Monday, August 21, 2017

Why the Heart Must Go Wrong

The image above (cropped) was page 10 of the Leidse Courant of March 8, 1977, in referring to the Candidates Quarterfinal match for the World Chess Championship between the Brazilian Henrique Mecking (pictured above) and the Soviet Lev Abramovich Polugaevsky, held in Lucerne, Switzerland, from February 26 to April 2, 1977. The news is of some interest to Italy too, as after only three games Mecking fired his second Sergio Mariotti! “The brazilian seems to have recovered quite well after the nerve breakdown he suffered last weekend.
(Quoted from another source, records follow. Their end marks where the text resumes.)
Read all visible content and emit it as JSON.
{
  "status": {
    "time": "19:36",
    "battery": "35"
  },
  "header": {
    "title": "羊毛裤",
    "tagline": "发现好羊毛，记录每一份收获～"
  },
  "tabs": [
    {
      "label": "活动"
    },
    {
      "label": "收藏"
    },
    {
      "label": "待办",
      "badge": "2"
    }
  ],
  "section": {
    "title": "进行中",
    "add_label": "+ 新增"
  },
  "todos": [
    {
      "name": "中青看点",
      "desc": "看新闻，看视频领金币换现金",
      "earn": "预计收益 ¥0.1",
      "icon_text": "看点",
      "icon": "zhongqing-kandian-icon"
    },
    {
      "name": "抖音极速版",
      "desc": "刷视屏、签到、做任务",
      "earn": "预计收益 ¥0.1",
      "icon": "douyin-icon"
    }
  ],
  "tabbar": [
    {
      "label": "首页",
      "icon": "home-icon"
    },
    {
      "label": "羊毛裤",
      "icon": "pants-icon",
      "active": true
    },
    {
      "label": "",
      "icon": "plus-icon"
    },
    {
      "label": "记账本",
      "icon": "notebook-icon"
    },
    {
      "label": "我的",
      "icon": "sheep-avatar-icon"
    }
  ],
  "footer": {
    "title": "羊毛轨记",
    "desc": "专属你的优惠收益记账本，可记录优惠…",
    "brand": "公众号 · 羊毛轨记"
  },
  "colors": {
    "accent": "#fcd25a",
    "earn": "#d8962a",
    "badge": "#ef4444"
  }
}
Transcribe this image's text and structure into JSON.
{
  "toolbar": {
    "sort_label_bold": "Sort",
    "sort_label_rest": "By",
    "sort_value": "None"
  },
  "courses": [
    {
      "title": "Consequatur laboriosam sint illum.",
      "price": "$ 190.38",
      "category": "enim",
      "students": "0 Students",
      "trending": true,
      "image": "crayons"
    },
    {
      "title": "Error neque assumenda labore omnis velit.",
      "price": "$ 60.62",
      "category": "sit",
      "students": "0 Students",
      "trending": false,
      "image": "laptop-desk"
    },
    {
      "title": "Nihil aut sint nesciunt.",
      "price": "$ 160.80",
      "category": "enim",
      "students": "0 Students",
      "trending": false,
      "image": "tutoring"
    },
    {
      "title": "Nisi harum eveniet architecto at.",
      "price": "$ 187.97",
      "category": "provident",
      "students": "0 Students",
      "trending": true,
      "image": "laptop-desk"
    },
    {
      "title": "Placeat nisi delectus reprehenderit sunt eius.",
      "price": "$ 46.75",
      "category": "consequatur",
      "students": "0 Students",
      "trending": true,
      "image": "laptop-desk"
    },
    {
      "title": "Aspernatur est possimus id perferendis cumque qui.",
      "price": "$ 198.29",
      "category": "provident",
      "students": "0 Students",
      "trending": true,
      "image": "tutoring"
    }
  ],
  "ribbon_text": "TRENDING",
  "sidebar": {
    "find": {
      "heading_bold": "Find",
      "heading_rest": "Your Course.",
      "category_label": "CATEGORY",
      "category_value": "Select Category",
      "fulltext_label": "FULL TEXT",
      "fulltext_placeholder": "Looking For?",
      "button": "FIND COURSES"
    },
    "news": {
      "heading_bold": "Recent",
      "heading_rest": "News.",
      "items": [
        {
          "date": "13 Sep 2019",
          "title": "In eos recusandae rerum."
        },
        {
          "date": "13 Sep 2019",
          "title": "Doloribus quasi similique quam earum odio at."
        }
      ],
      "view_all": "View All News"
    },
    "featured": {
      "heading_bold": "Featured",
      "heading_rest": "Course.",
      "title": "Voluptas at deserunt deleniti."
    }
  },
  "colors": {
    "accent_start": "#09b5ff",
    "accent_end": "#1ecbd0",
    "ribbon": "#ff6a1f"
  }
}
The problems with his second Sergio Mariotti, who was fired by Mecking because of difference of vision, seem to have come to an end. The most likely successor to Mariotti is said to be the young Swiss Werner Hug, who was World Junior Chess Champion in 1971”, the report reads.
Mecking and Mariotti knew each other when they participated in the Manila Interzonal in 1976, which was won by the Brazilian. Mariotti showed his shining chess only in the second half of the Interzonal, but it was enough for Mecking to ask him to act as his second in his upcoming match with Polugaevsky. Yet it was impossible to imagine two men more different in character. The spokespeople of the Federazione Scacchistica Italiana said that Mariotti’s unfortunate first half was due to jet lag and exacerbated by his difficulty in acclimatization. They probably felt some embarrassment in saying that he had kicked off the second assigned (by them) to assist him, International Master Alvise Zichichi, in favour of a not rated player, Mr. Lorenzo Argenton, who indeed was a friend of his, and incidentally a very strong chess player, too. Then, the legend wants, Mariotti played the first half of the Interzonal rigorously accompanied (and warmly encouraged) by a new girlfriend he had picked up in the slums of Manila. Perhaps as a compensation, he played a fantastic second half with a string of famous scalps to his name. In the early 1980s it was always a sublime pleasure to listen to his tales when he used to come from Rome to Florence just for one night at a time, if only to play one thousand blitz games with his long time friend Mr. Alessandro Parenti. Mariotti was a histrionic storyteller, and sometimes speaking about the chess VIPs (as well as the Florentine celebrities such as Vincenzo Castaldi and Clarice Benini), he liked to exaggerate a little, always in the most positive light. But the night when he told us of Mecking, I remember him still upset about his brief experience. “He plays too fearfully, he blamed me for not being passive and defensive like him!”, the Italian Fury growled. After firing Mariotti, Mecking actually called Werner Hug, and then, once he had fired Hug too, he finally turned to his old friend Juan Manuel Bellón López, another attacking player. Always that night I’m sure I heard a strong player of the Florence Chess Academy in via dei Pucci whispering, “Poor Mecking... first, Mariotti; then Bellón... all fireworks, but not a solid line”.